Een hersenschudding (medisch: commotio cerebri) is een milde vorm van hersenletsel ten gevolge van mechanisch geweld, direct of indirect op de schedel inwerkend, zonder dat de hersenen zelf macroscopisch (zichtbaar) waarneembaar letsel hebben opgelopen.

Een hersenschudding ontstaat door mechanisch geweld dat op de schedel inwerkt. Dit kan onder andere gebeuren bij auto-ongelukken, geweld tussen personen, arbeidsongevallen, aardbevingen of tijdens het sporten. In de sport zijn vooral boksen en American football berucht op vlak van hersenschuddingen.

  • Bewusteloosheid, meestal direct aansluitend aan het ongeval. Bij een hersenschudding is de bewusteloosheid per definitie kort van duur, dat wil zeggen enkele seconden tot maximaal 30 minuten.
  • Misselijkheid en braken; vaak treedt het braken spoedig na het ongeval op en in het algemeen hangen beide symptomen samen. Misselijkheid en braken zijn echter weinig specifieke symptomen.
  • Geheugenverlies (amnesie); na weer bij bewustzijn te zijn gekomen bestaat bij het slachtoffer een geheugenverlies, dat drie aspecten kan hebben: het zich niet meer herinneren van het ongeval (amnesie voor het gebeurde), het zich niet meer kunnen herinneren van gebeurtenissen in de aanloop naar het ongeval (retrograde amnesie) en het zich niet meer kunnen herinneren van gebeurtenissen ná het ongeval (anterograde amnesie). De amnesie is bij een hersenschudding meestal kort van duur en vaak afwezig, en duurt per definitie niet langer dan 24 uur.

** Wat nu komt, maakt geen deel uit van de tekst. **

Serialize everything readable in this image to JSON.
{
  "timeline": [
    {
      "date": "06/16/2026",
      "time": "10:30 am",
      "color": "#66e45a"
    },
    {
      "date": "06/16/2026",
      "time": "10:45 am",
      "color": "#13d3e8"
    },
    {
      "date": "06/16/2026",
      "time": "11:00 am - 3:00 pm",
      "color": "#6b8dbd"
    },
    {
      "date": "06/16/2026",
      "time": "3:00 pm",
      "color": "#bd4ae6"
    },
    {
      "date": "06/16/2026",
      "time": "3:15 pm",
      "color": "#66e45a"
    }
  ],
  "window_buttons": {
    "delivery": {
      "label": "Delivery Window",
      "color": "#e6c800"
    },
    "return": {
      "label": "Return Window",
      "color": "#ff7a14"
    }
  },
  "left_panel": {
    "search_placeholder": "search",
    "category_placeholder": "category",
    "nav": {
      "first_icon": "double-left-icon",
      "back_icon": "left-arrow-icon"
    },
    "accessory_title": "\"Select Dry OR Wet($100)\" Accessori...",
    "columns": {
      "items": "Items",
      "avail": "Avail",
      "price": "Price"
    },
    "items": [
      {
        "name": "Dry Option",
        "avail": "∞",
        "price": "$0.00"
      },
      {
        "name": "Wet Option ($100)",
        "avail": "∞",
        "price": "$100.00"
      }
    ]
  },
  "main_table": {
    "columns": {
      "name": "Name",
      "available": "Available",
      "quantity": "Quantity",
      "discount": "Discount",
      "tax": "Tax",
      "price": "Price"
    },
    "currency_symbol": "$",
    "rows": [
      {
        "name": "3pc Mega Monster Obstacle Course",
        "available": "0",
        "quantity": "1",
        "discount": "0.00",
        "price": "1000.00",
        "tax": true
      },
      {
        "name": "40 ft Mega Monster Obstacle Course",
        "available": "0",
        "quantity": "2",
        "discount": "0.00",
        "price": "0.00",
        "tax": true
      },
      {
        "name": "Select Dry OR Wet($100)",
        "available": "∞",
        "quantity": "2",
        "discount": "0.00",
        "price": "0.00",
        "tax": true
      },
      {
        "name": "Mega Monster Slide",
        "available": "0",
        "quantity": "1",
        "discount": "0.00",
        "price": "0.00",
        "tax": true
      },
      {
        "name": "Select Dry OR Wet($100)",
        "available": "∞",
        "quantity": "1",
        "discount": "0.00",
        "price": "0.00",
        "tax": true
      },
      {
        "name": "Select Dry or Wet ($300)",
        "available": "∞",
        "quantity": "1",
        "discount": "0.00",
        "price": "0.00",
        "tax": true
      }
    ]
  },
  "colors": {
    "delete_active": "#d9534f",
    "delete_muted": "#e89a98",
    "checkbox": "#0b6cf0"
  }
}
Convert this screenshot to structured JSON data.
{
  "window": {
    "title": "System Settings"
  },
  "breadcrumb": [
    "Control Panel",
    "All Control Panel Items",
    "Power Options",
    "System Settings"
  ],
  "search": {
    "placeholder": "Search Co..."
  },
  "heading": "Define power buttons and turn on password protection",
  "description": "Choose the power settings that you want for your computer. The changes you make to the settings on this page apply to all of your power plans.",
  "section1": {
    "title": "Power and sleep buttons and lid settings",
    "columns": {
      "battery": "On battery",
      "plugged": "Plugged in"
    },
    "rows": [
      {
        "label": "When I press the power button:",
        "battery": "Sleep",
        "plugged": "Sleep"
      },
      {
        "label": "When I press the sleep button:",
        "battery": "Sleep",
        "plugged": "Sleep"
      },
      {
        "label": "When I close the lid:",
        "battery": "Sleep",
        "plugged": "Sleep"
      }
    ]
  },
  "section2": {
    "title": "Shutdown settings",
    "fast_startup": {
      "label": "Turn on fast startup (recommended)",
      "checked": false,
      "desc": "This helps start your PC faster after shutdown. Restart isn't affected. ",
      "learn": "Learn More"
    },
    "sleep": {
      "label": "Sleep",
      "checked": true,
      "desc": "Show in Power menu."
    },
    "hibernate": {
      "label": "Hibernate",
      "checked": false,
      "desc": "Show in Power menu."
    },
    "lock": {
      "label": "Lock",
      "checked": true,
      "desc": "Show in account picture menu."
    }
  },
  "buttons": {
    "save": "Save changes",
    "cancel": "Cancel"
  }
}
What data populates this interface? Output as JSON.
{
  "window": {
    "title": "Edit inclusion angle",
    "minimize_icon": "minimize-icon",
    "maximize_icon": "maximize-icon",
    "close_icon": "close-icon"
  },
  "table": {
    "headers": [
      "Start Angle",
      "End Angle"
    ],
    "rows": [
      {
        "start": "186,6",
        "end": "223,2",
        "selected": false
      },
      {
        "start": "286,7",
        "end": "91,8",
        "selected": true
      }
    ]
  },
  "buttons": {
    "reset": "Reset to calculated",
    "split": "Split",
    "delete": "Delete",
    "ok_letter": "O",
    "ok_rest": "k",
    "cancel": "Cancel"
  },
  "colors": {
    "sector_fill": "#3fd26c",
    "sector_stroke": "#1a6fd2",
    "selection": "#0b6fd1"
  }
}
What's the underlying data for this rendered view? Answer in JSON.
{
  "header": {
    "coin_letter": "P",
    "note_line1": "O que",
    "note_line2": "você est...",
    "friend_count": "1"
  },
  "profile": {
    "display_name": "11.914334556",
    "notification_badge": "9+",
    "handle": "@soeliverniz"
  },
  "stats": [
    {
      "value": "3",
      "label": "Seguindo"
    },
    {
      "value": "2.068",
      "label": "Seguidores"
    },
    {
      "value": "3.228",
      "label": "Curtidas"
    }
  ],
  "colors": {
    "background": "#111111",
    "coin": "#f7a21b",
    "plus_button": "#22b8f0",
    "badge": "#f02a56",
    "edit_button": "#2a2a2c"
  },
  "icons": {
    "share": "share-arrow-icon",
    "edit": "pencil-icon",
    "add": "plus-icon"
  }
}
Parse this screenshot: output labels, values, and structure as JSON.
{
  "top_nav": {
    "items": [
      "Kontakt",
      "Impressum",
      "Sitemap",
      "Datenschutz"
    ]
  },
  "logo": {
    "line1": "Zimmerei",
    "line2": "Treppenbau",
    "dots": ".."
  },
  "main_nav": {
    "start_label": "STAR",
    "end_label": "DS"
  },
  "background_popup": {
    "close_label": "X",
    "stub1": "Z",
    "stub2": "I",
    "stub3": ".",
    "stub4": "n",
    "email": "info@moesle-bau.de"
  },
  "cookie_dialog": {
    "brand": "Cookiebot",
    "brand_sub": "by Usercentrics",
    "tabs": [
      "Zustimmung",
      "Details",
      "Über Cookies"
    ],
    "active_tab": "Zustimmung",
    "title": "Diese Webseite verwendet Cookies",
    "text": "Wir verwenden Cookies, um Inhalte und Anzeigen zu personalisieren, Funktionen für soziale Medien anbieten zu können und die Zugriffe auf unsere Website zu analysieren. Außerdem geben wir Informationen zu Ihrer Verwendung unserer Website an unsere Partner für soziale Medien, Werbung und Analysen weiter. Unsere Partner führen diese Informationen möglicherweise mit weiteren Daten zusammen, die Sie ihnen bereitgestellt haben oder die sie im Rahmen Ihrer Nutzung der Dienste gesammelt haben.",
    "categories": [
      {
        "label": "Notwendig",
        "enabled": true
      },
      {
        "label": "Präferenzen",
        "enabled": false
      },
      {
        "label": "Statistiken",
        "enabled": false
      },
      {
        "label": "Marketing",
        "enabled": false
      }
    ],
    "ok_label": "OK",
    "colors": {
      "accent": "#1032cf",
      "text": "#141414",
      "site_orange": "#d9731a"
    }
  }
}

De geheugenstoornissen zijn er het gevolg van dat herinneringen uit het werkgeheugen als gevolg van de hersenschudding niet in het vaste geheugen zijn opgeslagen. De herinneringen komen na herstel van de hersenschudding dus ook niet meer terug.
  • Eventuele neurologische uitvalsverschijnselen zijn doorgaans licht en subjectief (niet-meetbaar) van aard, zoals wazig zien en duizeligheid.
  • Bij eventueel pathologisch onderzoek worden geen afwijkingen gevonden.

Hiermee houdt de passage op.